Bodie, Kane and Marcus (2004) mention that measuring Liquidity is part of market structure and trading mechanism on stock exchanges affect the liquidity of assets traded on the stock exchange markets, consequently affecting their market value.
The effects of liquidity are vast; one of which is its ultimate effect on the cost of capital. Nielsson (2009), in an attempt to explain the effects of liquidity on the cost of capital, states that the stock is usually harder to sell and the bid-ask spread is typically high when the trading volume is low. The stock is thus less desirable and the price reflects the same. The value of the stock highly depends on its liquidity and, a value gain of 50% can be realized if the most illiquid stocks are raised to the level of the most liquid ones (Chordia and Swaminathan 2000). Stock returns greatly depend on various measures of liquidity, one of which is the turnover. To the firms and the stock exchanges that serve the firms, liquidity is of great concern.

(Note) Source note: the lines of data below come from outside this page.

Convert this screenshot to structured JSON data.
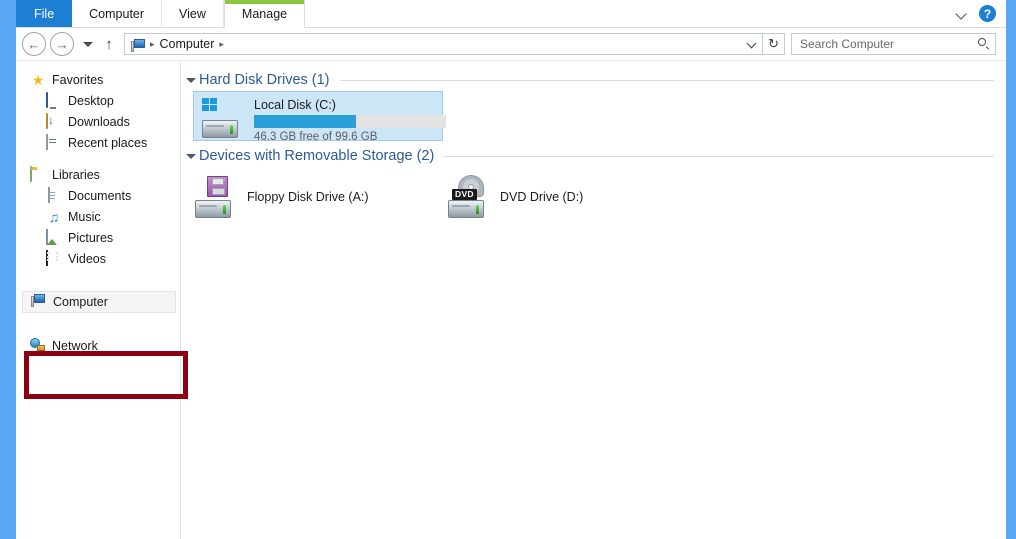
{
  "window": {
    "border_color": "#5aa7f7"
  },
  "ribbon": {
    "tabs": [
      {
        "label": "File",
        "kind": "file"
      },
      {
        "label": "Computer",
        "kind": "normal"
      },
      {
        "label": "View",
        "kind": "normal"
      },
      {
        "label": "Manage",
        "kind": "contextual-active",
        "accent": "#8cc63f"
      }
    ],
    "expand_icon": "chevron-down-icon",
    "help_label": "?"
  },
  "navigation": {
    "back_label": "←",
    "forward_label": "→",
    "recent_label": "recent-locations-dropdown",
    "up_label": "↑",
    "refresh_label": "↻",
    "breadcrumb": {
      "icon": "computer-icon",
      "sep1": "▸",
      "path": "Computer",
      "sep2": "▸"
    }
  },
  "search": {
    "placeholder": "Search Computer",
    "value": "",
    "icon": "search-icon"
  },
  "sidebar": {
    "groups": [
      {
        "root": {
          "label": "Favorites",
          "icon": "star-icon"
        },
        "items": [
          {
            "label": "Desktop",
            "icon": "desktop-icon"
          },
          {
            "label": "Downloads",
            "icon": "downloads-icon"
          },
          {
            "label": "Recent places",
            "icon": "recent-places-icon"
          }
        ]
      },
      {
        "root": {
          "label": "Libraries",
          "icon": "libraries-icon"
        },
        "items": [
          {
            "label": "Documents",
            "icon": "documents-icon"
          },
          {
            "label": "Music",
            "icon": "music-icon"
          },
          {
            "label": "Pictures",
            "icon": "pictures-icon"
          },
          {
            "label": "Videos",
            "icon": "videos-icon"
          }
        ]
      }
    ],
    "computer": {
      "label": "Computer",
      "icon": "computer-icon",
      "highlighted": true
    },
    "network": {
      "label": "Network",
      "icon": "network-icon"
    },
    "highlight_color": "#8b0012"
  },
  "content": {
    "groups": [
      {
        "title": "Hard Disk Drives (1)",
        "expanded": true,
        "drives": [
          {
            "name": "Local Disk (C:)",
            "capacity_text": "46.3 GB free of 99.6 GB",
            "free_gb": 46.3,
            "total_gb": 99.6,
            "used_percent": 53,
            "selected": true,
            "icon": "hard-disk-icon",
            "bar_color": "#2c9fd9",
            "bar_track_color": "#e3e3e3"
          }
        ]
      },
      {
        "title": "Devices with Removable Storage (2)",
        "expanded": true,
        "devices": [
          {
            "name": "Floppy Disk Drive (A:)",
            "icon": "floppy-drive-icon"
          },
          {
            "name": "DVD Drive (D:)",
            "icon": "dvd-drive-icon",
            "badge": "DVD"
          }
        ]
      }
    ]
  }
}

Examined in this project is the future merger between NYSE Euronext and Deutsche Borse. The main aim is to analyze the liquidity and the earnings of both the markets and to give a short-term forecast. Also considered herein is why liquidity and earnings are perfect reasons behind most of the mergers. Most of the previous studies have majorly been focused on theoretical analysis; however, some empirical analysis-based studies also exist. Such studies include Arnold et al. (1999), which analyzes the effects of regional stock exchange mergers on the liquidity and market share of exchanges. The study finds out that merged stock exchanges attract market share from other exchanges and provide narrower bid-ask spreads. The study, however, fails to provide firm heterogeneity analysis. The study by Padilla and Pagano (2005) looks into the effects of harmonization of clearing systems in the Euronext exchanges. The study finds that liquidity among the largest 100 stocks substantially rose. Padilla and Pagano’s study also indicates that the Euronext stock exchange merger gains have been unevenly allocated and the increase in liquidity concentrated among big firms and those with foreign exposure.
Primarily, liquidity is measured by turnover. Turnover is defined as the number of shares traded in a given firm relative to the number of the outstanding shares.